O comércio exterior sempre foi um ambiente dominado pelos grandes, porém, nos últimos anos, as empresas de micro e pequeno porte (MPEs) estão ganhando espaço no mercado externo. Em 2014, 11.184 mil micros e pequenas empresas colocaram seus produtos em outros países, representando 59,4% do total.
No ano seguinte, 61% das exportadoras foram MPEs, totalizando 12.163. No ano de 2016, esse volume saltou para 12.671 mil, representando 49% do total de empresas com presença no mercado externo, conforme dados do Serviço Brasileiro de Apoio às Micro e Pequenas Empresas (Sebrae).
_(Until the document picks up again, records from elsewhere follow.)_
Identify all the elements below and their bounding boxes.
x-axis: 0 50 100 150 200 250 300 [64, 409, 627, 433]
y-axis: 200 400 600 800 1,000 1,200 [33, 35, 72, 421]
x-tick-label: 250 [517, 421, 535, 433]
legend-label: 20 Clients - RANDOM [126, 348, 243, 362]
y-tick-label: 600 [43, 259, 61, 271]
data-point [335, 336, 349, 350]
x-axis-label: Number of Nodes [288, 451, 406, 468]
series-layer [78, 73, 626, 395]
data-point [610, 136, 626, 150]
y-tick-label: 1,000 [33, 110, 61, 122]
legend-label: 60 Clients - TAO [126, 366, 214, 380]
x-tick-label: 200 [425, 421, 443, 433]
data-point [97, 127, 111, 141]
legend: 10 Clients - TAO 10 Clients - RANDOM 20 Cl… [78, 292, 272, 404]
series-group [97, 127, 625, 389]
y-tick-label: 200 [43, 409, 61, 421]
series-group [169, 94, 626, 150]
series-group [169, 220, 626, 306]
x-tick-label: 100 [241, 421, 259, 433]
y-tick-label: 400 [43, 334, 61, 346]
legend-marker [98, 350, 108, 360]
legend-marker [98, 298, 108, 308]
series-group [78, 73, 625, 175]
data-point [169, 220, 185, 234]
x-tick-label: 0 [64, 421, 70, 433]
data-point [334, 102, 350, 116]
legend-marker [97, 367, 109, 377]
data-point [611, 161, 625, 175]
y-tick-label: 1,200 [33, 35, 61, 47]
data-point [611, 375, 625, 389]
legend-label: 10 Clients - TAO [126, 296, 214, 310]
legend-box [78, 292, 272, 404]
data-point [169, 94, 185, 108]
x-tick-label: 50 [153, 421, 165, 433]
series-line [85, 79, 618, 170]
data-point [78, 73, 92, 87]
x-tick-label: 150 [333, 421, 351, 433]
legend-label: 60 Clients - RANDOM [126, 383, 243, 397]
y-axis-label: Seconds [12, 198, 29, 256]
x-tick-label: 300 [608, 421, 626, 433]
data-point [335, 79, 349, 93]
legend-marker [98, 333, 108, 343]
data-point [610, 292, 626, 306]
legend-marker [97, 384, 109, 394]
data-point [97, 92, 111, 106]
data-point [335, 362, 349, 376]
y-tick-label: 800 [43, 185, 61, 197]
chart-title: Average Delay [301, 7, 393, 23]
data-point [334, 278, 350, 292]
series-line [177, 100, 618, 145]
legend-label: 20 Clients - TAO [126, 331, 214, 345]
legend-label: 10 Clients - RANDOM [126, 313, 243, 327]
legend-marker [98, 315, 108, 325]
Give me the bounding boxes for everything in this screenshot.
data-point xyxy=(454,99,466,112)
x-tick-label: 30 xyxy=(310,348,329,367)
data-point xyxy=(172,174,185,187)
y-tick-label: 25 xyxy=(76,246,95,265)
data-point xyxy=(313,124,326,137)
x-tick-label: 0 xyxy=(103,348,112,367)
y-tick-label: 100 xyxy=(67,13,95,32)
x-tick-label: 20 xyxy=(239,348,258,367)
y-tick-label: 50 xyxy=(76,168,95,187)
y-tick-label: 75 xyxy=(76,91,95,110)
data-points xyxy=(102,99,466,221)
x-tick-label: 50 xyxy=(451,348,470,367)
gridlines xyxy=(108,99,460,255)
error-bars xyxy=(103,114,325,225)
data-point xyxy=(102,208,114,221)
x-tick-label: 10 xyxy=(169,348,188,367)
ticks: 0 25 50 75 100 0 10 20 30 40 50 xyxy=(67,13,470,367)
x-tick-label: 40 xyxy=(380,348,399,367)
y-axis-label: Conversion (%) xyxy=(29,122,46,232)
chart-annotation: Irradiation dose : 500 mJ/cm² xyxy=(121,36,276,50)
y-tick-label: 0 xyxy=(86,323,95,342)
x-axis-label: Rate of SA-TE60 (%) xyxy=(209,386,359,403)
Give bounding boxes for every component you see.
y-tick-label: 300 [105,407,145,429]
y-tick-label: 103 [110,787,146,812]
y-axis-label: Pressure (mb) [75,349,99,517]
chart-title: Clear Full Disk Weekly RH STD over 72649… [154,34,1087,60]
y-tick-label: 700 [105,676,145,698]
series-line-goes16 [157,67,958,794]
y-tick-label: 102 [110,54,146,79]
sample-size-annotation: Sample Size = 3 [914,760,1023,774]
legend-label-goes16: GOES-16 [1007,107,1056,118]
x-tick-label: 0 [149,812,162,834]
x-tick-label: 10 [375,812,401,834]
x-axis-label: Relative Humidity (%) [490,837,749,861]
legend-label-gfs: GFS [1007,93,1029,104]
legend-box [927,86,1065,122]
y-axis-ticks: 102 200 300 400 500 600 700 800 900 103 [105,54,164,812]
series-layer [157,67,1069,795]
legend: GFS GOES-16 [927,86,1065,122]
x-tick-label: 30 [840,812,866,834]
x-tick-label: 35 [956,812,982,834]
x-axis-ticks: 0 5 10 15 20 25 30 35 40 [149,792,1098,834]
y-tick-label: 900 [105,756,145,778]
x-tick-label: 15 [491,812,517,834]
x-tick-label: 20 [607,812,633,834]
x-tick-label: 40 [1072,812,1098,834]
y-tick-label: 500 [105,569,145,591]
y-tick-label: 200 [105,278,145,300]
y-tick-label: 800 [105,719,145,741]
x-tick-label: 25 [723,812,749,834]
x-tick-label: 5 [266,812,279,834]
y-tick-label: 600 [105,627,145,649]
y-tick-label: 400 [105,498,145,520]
Entre as MPEs que romperam fronteiras está a gaúcha Ecotelhado, que, após sete anos atuando apenas no mercado doméstico, se lançou ao exterior em 2012. A primeira parada foi no México e teve o impulso dos sócios João Manuel Feijó e Paulo Renato Machado Guimarães. Especialista em pesquisa e desenvolvimento de produtos com design biofílico - maneira de projetar lugares de forma que as pessoas estejam conectadas à natureza. Entre o portfólio de produtos estão os ecotelhados, estruturas que permitem o desenvolvimento de jardins suspensos nas construções, e as ecoparedes, jardins verticais. "Ainda estamos engatinhando, mas disputamos espaço no mercado externo com grandes empresas da Europa", destaca Feijó.
Agora, a Ecotelhado vende para México, Peru, Uruguai e Colômbia, este considerado o maior cliente. Quem passa pelo Parque Bicentenário, em Bogotá, se surpreende com o jardim vertical apelidado de "Ponte Verde" pelos colombianos, com cerca de 12 mil plantas da Ecotelhado. Entre construções consolidadas no Brasil e no exterior, já são mais de 500 mil m² de telhados verdes, uma das principais estruturas desenvolvidas pela empresa.
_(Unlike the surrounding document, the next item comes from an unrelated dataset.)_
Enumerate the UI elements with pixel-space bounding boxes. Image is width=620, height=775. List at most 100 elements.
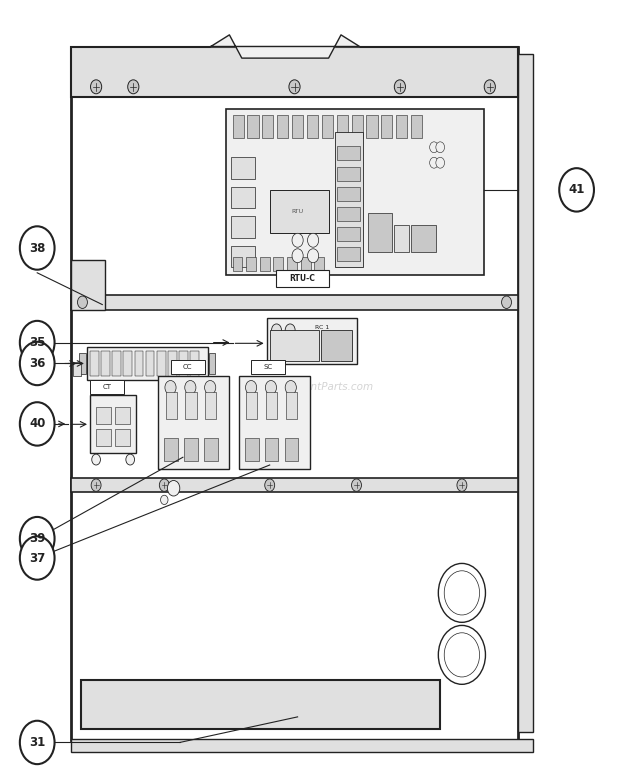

No total das exportações, as empresas gaúchas fecharam o ano de 2015 em segundo lugar no ranking dos embarques, sendo que 14,2% se enquadram como microempresas e 12,6% como pequenas empresas, conforme os dados do Sebrae. Quanto aos produtos negociados, os manufaturados dominam a pauta exportadora das MPEs brasileiras, sendo representados por 84% das exportações das microempresas e 75,2% das vendas das pequenas empresas em 2015.
As MPEs somam 10 milhões de empresas no Brasil e, apesar de terem ampliado o volume de participação no comércio exterior, os resultados financeiros permanecem baixos. Em 2016, empresas brasileiras de todos os portes movimentaram cerca de US$ 185 bilhões com exportação - as MPEs ficaram com apenas 1,1% desse bolo, ou
R$ 2 bilhões. As grandes empresas representam 94,1% desse montante, conforme dados do Ministério da Indústria, Comércio Exterior e Serviços. Em média, nos últimos três anos, a participação das MPEs nos embarques foi de 0,6%. Para José Augusto de Castro, presidente da Associação Brasileira do Comércio Exterior, a variação no câmbio é diretamente responsável pelo insucesso das micro e pequenas empresas nos lucros.
Em 2014, o valor do dólar comercial girou em torno de R$ 2,65, já em 2015, a moeda fechou o ano em R$ 3,94. Em 2016, a cotação foi ainda maior, cerca de R$ 4,04. "As MPEs não têm preço competitivo, o câmbio varia muito. Se uma empresa de grande porte tem problema, a pequena sofre duas vezes mais", frisa o dirigente.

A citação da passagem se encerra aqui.